Terkait tantangan secara umum, saat ini yang terjadi adalah perang asimetris, berbasis teknologi pertahanan dengan didukung prajurit profesional. Dalam konteks geopolitik, Indonesia secara nyata memiliki sengketa dengan beberapa negara tetangga. Dengan tantangan dan tugas tersebut, lanjut Al Araf, TNI jangan dicampuri tugas lain yang tidak relevan, seperti cetak sawah.
Tantangan yang kompleks tersebut juga diamini pengajar Hubungan Internasional Universitas Paramadina Jakarta, Shiskha Prabawaningtyas.

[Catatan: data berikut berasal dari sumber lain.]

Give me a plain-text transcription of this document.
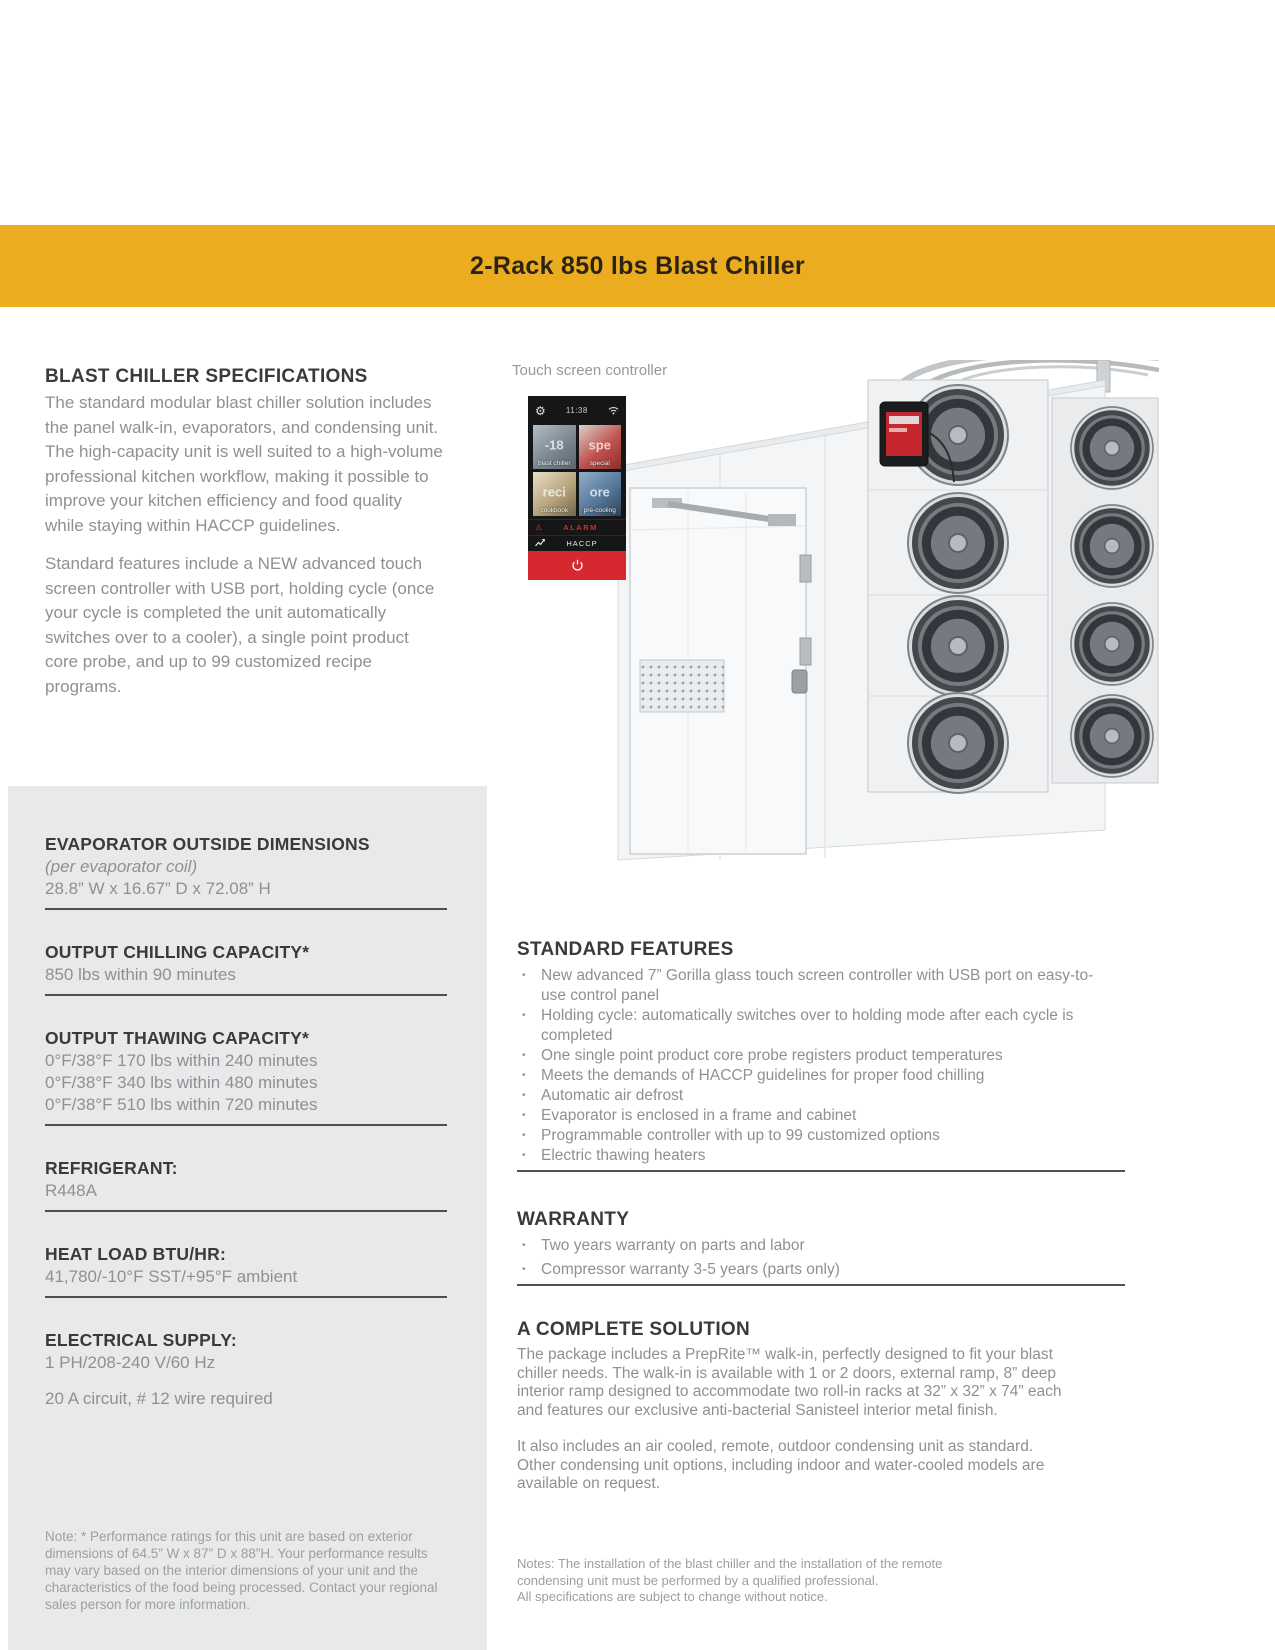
2-Rack 850 lbs Blast Chiller
BLAST CHILLER SPECIFICATIONS

The standard modular blast chiller solution includes the panel walk-in, evaporators, and condensing unit. The high-capacity unit is well suited to a high-volume professional kitchen workflow, making it possible to improve your kitchen efficiency and food quality while staying within HACCP guidelines.

Standard features include a NEW advanced touch screen controller with USB port, holding cycle (once your cycle is completed the unit automatically switches over to a cooler), a single point product core probe, and up to 99 customized recipe programs.

EVAPORATOR OUTSIDE DIMENSIONS
(per evaporator coil)
28.8” W x 16.67” D x 72.08” H
OUTPUT CHILLING CAPACITY*
850 lbs within 90 minutes
OUTPUT THAWING CAPACITY*
0°F/38°F 170 lbs within 240 minutes
0°F/38°F 340 lbs within 480 minutes
0°F/38°F 510 lbs within 720 minutes
REFRIGERANT:
R448A
HEAT LOAD BTU/HR:
41,780/-10°F SST/+95°F ambient
ELECTRICAL SUPPLY:
1 PH/208-240 V/60 Hz
20 A circuit, # 12 wire required
Note: * Performance ratings for this unit are based on exterior dimensions of 64.5” W x 87” D x 88”H. Your performance results may vary based on the interior dimensions of your unit and the characteristics of the food being processed. Contact your regional sales person for more information.
Touch screen controller
⚙	11:38
-18
blast chiller
spe
special
reci
cookbook
ore
pre-cooling
⚠	ALARM
HACCP
STANDARD FEATURES
• New advanced 7” Gorilla glass touch screen controller with USB port on easy-to-use control panel
• Holding cycle: automatically switches over to holding mode after each cycle is completed
• One single point product core probe registers product temperatures
• Meets the demands of HACCP guidelines for proper food chilling
• Automatic air defrost
• Evaporator is enclosed in a frame and cabinet
• Programmable controller with up to 99 customized options
• Electric thawing heaters
WARRANTY
• Two years warranty on parts and labor
• Compressor warranty 3-5 years (parts only)
A COMPLETE SOLUTION

The package includes a PrepRite™ walk-in, perfectly designed to fit your blast chiller needs. The walk-in is available with 1 or 2 doors, external ramp, 8” deep interior ramp designed to accommodate two roll-in racks at 32” x 32” x 74” each and features our exclusive anti-bacterial Sanisteel interior metal finish.

It also includes an air cooled, remote, outdoor condensing unit as standard. Other condensing unit options, including indoor and water-cooled models are available on request.

Notes: The installation of the blast chiller and the installation of the remote
condensing unit must be performed by a qualified professional.
All specifications are subject to change without notice.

Menurut Shiskha, diperlukan sosok Panglima TNI yang memiliki kepemimpinan di tengah situasi geopolitik yang kompleks beserta ancamannya.
Di dalam negeri, lanjut Shiskha, diperlukan sosok Panglima TNI yang dapat menjamin transformasi TNI tetap dalam koridor demokrasi. Panglima TNI dituntut untuk menjadikan TNI tetap profesional dalam menghadapi tantangan ke depan yang kian berat.
Menurut Al Araf, dalam menimbang calon Panglima TNI terdapat beberapa pendekatan. Pertama, pendekatan normatif berupa rotasi kepemimpinan dari ketiga matra. Hal itu berdampak pada rasa kesetaraan antarmatra dan berdampak positif pada penguatan soliditas TNI. Kemudian pendekatan substantif, dalam perspektif reformasi dan transformasi TNI. Dalam pendekatan ini, Presiden mendengarkan berbagai pihak, semisal dari Komisi Nasional Hak Asasi Manusia terkait perspektif HAM atau dari KPK terkait antikorupsi.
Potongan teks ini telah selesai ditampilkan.